Плясали на свадьбах с платочками, опустив глаза и топчась на месте. Одна Гапа разлеталась по-городскому. Она плясала в паре с любовником своим Гришкой Савченко. Они схватывались, словно в бою; в упрямой злобе обрывали друг другу плечи; как подшибленные, падали они на землю, выбивая дробь сапогами.
Шел третий день великокриницких свадеб. Дружки, обмазавшись сажей и вывернув тулупы, колотили в заслонки и бегали по селу. На улице зажглись костры. Через них прыгали люди с нарисованными рогами. Лошадей запрягли в лохани; они бились по кочкам и неслись через огонь. Мужики упали, сраженные сном. Хозяйки выбрасывали на задворки битую посуду. Новобрачные, помыв ноги, взошли на высокие постели, и только Гапа доплясывала одна в пустом сарае. Она кружилась, простоволосая, с багром в руках. Дубина ее, обмазанная дегтем, обрушивалась на стены. Удары сотрясали строение и оставляли черные липкие раны.

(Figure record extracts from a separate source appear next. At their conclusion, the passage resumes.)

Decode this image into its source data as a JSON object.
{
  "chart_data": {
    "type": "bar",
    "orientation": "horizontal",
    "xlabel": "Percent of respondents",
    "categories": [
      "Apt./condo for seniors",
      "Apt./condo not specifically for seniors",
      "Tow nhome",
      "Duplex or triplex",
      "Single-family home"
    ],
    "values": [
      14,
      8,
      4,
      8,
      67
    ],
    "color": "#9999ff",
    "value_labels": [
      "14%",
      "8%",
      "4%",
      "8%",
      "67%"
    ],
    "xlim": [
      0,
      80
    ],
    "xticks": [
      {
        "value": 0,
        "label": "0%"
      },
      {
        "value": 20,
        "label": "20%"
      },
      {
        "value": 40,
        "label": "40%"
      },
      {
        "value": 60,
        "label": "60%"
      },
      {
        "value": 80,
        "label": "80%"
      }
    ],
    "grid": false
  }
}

— Мы смертельные, — шептала Гапа, ворочая багром.
Солома и доски сыпались на женщину, стены рушились. Она плясала, простоволосая, среди развалин, в грохоте и пыли рассыпающихся плетней, летящей трухи и переламывающихся досок. В обломках вертелись, отбивая такт, ее сапожки с красными отворотами.
Спускалась ночь. В оттаявших ямах угасали костры. Сарай взъерошенной грудой лежал на пригорке. Через дорогу в сельраде зачадил рваный огонек. Гапа отшвырнула от себя багор и побежала по улице.

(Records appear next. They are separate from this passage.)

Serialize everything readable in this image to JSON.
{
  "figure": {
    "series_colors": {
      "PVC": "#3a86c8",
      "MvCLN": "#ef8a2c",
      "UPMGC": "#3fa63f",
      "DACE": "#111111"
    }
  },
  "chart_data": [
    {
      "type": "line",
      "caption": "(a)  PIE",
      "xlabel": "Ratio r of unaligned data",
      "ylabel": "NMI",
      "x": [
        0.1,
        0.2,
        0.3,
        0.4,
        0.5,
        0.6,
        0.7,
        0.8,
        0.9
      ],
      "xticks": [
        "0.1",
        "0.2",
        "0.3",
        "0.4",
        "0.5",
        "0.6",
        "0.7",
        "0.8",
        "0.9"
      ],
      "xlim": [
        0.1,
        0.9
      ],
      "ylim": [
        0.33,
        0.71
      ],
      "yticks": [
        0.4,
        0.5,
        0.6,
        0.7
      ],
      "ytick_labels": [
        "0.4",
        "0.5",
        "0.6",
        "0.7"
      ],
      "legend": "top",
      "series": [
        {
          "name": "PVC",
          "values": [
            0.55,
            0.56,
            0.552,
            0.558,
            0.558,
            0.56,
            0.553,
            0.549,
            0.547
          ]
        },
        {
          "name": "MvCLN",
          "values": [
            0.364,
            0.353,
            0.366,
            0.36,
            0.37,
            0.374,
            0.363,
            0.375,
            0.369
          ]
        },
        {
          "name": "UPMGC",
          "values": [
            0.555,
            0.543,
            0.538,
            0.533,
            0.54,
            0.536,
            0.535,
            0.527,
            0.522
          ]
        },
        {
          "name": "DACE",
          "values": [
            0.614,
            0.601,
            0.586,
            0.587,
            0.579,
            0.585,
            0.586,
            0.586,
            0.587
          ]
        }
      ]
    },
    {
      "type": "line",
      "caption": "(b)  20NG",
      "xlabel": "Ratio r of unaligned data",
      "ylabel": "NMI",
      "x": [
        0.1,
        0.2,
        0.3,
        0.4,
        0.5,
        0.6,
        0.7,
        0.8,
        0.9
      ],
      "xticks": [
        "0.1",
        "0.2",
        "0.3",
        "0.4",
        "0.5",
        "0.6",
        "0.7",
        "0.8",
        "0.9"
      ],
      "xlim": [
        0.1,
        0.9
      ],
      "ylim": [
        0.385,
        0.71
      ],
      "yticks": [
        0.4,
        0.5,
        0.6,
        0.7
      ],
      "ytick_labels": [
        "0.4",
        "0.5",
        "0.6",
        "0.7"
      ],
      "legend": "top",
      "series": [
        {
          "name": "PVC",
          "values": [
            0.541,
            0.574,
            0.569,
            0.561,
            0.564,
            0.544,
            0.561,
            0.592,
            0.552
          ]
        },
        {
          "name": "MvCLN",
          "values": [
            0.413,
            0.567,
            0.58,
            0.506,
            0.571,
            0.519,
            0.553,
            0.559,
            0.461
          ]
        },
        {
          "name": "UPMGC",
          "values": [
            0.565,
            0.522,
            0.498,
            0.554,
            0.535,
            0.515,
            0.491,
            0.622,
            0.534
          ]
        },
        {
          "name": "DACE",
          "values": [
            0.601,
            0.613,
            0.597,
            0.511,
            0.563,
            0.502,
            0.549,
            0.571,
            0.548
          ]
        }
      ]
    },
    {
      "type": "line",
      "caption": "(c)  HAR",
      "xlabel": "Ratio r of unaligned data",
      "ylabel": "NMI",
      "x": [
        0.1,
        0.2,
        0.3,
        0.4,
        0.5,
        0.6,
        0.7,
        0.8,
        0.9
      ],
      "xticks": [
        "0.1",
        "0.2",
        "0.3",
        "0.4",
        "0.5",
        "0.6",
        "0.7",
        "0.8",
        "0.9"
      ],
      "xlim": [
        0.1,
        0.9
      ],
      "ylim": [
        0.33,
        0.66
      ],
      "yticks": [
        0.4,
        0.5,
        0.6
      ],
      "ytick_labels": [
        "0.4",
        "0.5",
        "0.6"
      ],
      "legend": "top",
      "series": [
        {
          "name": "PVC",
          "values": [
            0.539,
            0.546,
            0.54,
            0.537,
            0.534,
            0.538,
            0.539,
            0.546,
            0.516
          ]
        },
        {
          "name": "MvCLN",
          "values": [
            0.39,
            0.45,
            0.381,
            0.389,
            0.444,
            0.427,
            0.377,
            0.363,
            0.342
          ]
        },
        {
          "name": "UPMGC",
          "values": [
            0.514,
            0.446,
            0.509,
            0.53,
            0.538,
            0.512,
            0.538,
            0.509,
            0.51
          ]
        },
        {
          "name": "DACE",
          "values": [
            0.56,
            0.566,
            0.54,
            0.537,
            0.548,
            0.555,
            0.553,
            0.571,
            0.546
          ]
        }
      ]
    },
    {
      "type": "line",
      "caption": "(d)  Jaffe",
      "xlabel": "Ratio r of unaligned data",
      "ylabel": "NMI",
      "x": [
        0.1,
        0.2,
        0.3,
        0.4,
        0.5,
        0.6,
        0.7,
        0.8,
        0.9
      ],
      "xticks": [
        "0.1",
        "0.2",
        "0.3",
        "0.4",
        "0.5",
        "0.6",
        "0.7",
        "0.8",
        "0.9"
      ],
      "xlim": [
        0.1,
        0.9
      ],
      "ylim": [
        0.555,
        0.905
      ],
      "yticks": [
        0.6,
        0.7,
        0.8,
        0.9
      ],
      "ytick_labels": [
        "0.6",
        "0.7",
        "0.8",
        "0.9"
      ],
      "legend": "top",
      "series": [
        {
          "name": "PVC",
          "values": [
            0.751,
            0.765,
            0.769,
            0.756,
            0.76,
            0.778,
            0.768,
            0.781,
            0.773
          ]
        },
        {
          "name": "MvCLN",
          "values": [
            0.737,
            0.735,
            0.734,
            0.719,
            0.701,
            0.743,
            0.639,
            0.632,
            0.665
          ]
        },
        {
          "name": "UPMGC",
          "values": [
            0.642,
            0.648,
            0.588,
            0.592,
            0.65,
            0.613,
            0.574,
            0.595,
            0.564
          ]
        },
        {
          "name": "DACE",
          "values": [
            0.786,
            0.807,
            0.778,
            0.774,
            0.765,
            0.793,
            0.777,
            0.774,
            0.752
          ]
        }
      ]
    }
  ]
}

— Ивашко, — закричала она, врываясь в сельраду, — ходим гулять с нами, пропивать нашу жизнь…
Ивашко был уполномоченный рика по коллективизации. Два месяца прошло с тех пор, как начался разговор его с Великой Криницей. Положив на стол руки, Ивашко сидел перед мятой, обкусанной грудой бумаг. Кожа его возле висков сморщилась, зрачки больной кошки висели в глазницах. Над ними торчали розовые голые дуги.
— Не брезговай нашим крестьянством, — закричала Гапа и топнула ногой.